De acordo com a definição de cultura de Tylor, o chimpanzé é um primata que possui cultura. Para Andrew Whiten, Kathy Schick e Nichobs Tolh, os chimpanzés possuem um rico repertório de ferramentas. A técnica de produção de ferramentas, e sua forma de uso, são transmitidas de geração a geração, entre os chimpanzés. Algo semelhante ocorre com os Bonobos. A grande diferença, do ponto de vista antropológico, entre essas duas manifestações culturais, os primatas e o homem mais avançado em civilização, é a de que, entre os primatas não ocorre o chamado efeito cascata, isto é, eles não somam inovações para criar produtos tecnológicos de maior complexidade. Seu processo de difusão da cultura ainda está sendo estudado.
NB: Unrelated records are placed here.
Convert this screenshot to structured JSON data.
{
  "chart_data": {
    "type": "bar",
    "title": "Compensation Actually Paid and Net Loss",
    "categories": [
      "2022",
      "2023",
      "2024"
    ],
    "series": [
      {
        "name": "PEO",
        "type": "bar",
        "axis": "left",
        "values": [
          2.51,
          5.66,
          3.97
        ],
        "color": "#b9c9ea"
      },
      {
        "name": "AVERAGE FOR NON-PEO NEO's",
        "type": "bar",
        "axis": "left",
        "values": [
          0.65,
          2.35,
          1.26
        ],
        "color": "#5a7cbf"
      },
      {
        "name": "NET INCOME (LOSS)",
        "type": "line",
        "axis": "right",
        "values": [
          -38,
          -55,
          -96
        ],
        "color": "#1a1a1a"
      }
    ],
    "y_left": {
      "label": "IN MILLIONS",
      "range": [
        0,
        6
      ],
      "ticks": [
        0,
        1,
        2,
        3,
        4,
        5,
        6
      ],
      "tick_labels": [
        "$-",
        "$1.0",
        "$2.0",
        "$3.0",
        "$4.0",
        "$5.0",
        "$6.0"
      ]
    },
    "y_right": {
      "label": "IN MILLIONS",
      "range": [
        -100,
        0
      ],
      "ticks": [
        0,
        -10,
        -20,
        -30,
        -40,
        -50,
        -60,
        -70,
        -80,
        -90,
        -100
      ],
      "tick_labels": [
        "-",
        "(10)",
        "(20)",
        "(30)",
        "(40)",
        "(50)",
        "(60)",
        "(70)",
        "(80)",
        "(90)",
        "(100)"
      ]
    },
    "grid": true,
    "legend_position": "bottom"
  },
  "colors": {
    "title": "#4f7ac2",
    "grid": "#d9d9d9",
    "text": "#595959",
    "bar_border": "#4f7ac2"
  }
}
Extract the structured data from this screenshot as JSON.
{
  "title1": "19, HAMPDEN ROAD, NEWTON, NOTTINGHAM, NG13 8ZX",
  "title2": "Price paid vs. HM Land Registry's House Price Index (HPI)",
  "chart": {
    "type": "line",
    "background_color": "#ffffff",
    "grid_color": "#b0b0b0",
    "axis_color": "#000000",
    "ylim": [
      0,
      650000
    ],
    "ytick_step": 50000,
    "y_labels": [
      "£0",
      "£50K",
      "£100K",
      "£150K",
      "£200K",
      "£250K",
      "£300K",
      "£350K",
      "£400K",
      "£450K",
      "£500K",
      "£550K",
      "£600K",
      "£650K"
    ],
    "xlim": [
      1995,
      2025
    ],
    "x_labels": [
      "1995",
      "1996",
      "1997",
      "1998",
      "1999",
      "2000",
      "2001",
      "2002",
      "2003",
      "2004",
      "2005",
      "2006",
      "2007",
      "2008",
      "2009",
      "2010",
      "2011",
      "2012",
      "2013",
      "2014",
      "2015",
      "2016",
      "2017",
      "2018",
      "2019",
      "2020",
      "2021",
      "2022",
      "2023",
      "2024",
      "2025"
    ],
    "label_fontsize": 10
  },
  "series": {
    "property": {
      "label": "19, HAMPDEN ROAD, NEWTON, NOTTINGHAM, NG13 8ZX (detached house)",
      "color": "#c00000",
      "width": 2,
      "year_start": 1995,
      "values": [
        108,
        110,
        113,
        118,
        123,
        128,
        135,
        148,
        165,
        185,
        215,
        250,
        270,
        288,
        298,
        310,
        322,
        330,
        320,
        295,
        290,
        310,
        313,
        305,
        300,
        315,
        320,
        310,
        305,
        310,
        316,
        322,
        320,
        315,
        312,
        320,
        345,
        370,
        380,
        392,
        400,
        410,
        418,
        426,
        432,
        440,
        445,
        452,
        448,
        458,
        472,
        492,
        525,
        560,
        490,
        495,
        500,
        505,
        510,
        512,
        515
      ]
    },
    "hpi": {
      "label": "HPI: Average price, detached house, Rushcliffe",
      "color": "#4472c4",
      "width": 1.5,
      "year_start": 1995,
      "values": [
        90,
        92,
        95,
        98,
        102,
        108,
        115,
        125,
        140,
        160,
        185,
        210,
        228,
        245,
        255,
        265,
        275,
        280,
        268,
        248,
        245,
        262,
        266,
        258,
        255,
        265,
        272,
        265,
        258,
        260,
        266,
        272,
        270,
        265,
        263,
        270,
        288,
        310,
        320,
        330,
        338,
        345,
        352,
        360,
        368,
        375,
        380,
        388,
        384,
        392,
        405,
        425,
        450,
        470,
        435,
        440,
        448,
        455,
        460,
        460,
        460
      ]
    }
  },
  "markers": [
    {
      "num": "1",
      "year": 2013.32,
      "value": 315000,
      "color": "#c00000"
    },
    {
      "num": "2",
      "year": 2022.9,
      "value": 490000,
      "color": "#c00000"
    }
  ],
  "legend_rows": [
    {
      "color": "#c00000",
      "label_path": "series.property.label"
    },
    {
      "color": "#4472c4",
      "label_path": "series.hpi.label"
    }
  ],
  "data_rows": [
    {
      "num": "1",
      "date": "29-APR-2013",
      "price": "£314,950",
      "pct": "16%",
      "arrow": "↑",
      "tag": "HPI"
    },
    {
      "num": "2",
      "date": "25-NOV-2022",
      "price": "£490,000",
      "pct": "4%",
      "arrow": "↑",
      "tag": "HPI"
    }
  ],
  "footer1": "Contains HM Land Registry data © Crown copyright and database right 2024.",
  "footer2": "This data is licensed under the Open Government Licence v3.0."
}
É comprovado, também, que diferentes sociedades de chimpanzés apresentam formas de vocalização únicas às suas populações.
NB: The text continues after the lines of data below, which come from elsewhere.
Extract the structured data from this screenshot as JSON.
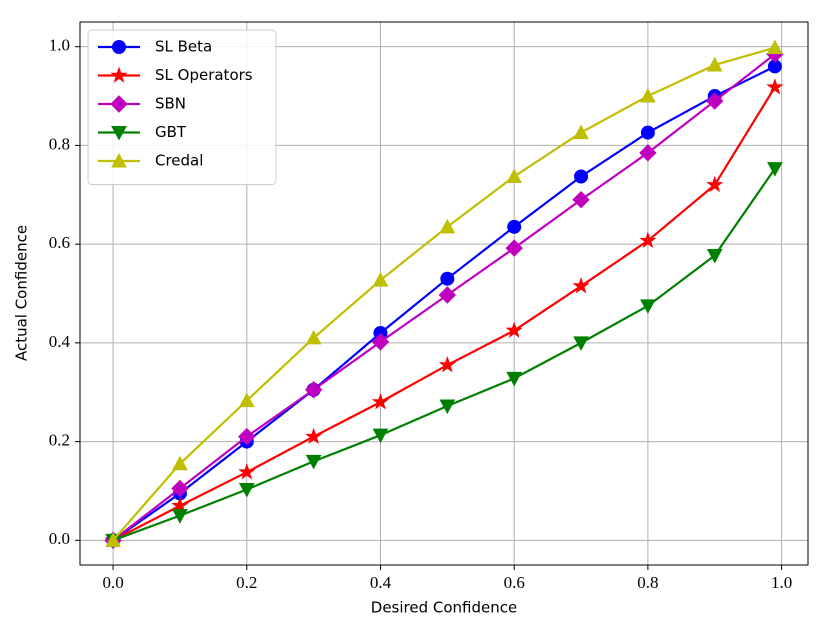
{
  "chart_data": {
    "type": "line",
    "xlabel": "Desired Confidence",
    "ylabel": "Actual Confidence",
    "x": [
      0,
      0.1,
      0.2,
      0.3,
      0.4,
      0.5,
      0.6,
      0.7,
      0.8,
      0.9,
      0.99
    ],
    "series": [
      {
        "name": "SL Beta",
        "color": "#0000ff",
        "marker": "circle",
        "values": [
          0,
          0.095,
          0.2,
          0.305,
          0.42,
          0.53,
          0.635,
          0.737,
          0.826,
          0.9,
          0.96
        ]
      },
      {
        "name": "SL Operators",
        "color": "#ff0000",
        "marker": "star",
        "values": [
          0,
          0.07,
          0.138,
          0.21,
          0.28,
          0.355,
          0.425,
          0.515,
          0.607,
          0.72,
          0.918
        ]
      },
      {
        "name": "SBN",
        "color": "#bf00bf",
        "marker": "diamond",
        "values": [
          0,
          0.105,
          0.21,
          0.305,
          0.402,
          0.497,
          0.592,
          0.69,
          0.785,
          0.89,
          0.985
        ]
      },
      {
        "name": "GBT",
        "color": "#008000",
        "marker": "triangle-down",
        "values": [
          0,
          0.05,
          0.103,
          0.16,
          0.213,
          0.272,
          0.328,
          0.4,
          0.475,
          0.577,
          0.753
        ]
      },
      {
        "name": "Credal",
        "color": "#bfbf00",
        "marker": "triangle-up",
        "values": [
          0,
          0.155,
          0.283,
          0.41,
          0.527,
          0.635,
          0.737,
          0.826,
          0.9,
          0.963,
          0.998
        ]
      }
    ],
    "xlim": [
      -0.0495,
      1.0395
    ],
    "ylim": [
      -0.05,
      1.05
    ],
    "xticks": [
      {
        "value": 0,
        "label": "0.0"
      },
      {
        "value": 0.2,
        "label": "0.2"
      },
      {
        "value": 0.4,
        "label": "0.4"
      },
      {
        "value": 0.6,
        "label": "0.6"
      },
      {
        "value": 0.8,
        "label": "0.8"
      },
      {
        "value": 1,
        "label": "1.0"
      }
    ],
    "yticks": [
      {
        "value": 0,
        "label": "0.0"
      },
      {
        "value": 0.2,
        "label": "0.2"
      },
      {
        "value": 0.4,
        "label": "0.4"
      },
      {
        "value": 0.6,
        "label": "0.6"
      },
      {
        "value": 0.8,
        "label": "0.8"
      },
      {
        "value": 1,
        "label": "1.0"
      }
    ],
    "grid": true,
    "legend": "upper-left"
  }
}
E nós, seres humanos do século XXI, o que fazemos da nossa civilização? Particularmente, nós os brasileiros, o que fazemos dela?
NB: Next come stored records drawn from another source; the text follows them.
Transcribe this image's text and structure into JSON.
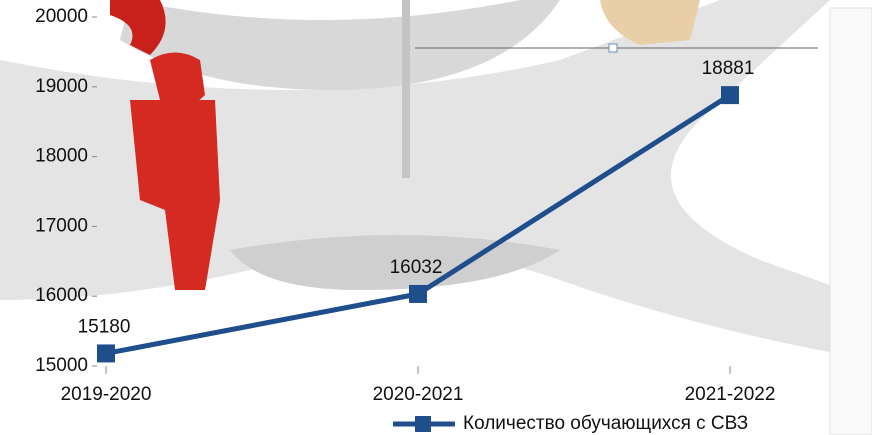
{
  "chart_data": {
    "type": "line",
    "categories": [
      "2019-2020",
      "2020-2021",
      "2021-2022"
    ],
    "series": [
      {
        "name": "Количество обучающихся с СВЗ",
        "color": "#1f4e8c",
        "values": [
          15180,
          16032,
          18881
        ]
      }
    ],
    "ylim": [
      15000,
      20000
    ],
    "yticks": [
      15000,
      16000,
      17000,
      18000,
      19000,
      20000
    ],
    "grid": false,
    "legend": "bottom-right"
  }
}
Pois é, sobre isto eu falo e arranjo inimigos ferrenhos. O brasileiro, individualmente, pode ser civilizado, em maior ou menor grau. Porém, quando agrupado, forma uma consciência grupal estúpida e grosseira, que a tudo achincalha. Esta faceta o Facebook mostrou-me. A Rede Social revelou a ignorância do brasileiro. E lá todos se expõe e vão desnudando-se aos poucos, sendo possível identificar idênticas ideologias absurdas. E lá os mesmos, despersonalizados, copiam e colam sandices de toda ordem e não admitem contestação, chegando a formar quadrilhas para combater-me por tentar argumentar quanto aos erros de julgamento que apresentam. As chamadas fotos com dizeres absurdos, tendenciosos, a serviço de esquemas destrutivos, pululam na Internet. A contracultura adentra a mente de uma nação despreparada, que não tem condições de debater no campo das ideias e apoia as causas mais esdrúxulas possíveis, em nome de um direito de manifestação assegurado pela democracia. A desordem, por sua vez, toma conta das ruas e já governa o país. Infelizmente, nosso povo não está preparado para aproveitar esta democracia e a coloca em perigo, por atitudes impróprias. As ideologias políticas acusam-se mutuamente, num suposto maniqueísmo entre o bem e o mal, confundindo a população com mentiras, umas sobre as outras.

Estamos num ano de eleição. Atingimos um patamar de civilização invejável, mas parece que a massa não sabe aproveitar. Queriam liberdade mas agora não sabem o que fazer dela. Têm memória curta e muitos plantam a ideia de um regime totalitário. Grande parte deixa-se levar pelo falso moralismo do fundamentalismo e pede grilhões no lugar de liberdade.

O que fizemos com a nossa civilização? Isto tudo e muito mais para destruir. E o que fazemos para construir? Pensam que copiar e colar asneiras no Facebook vai salvar o país.

Apesar da civilização estar aí, escancarada, o povo brasileiro quer voltar às cruzadas ou à idade da pedra lascada. Porque somos um povo incivilizado.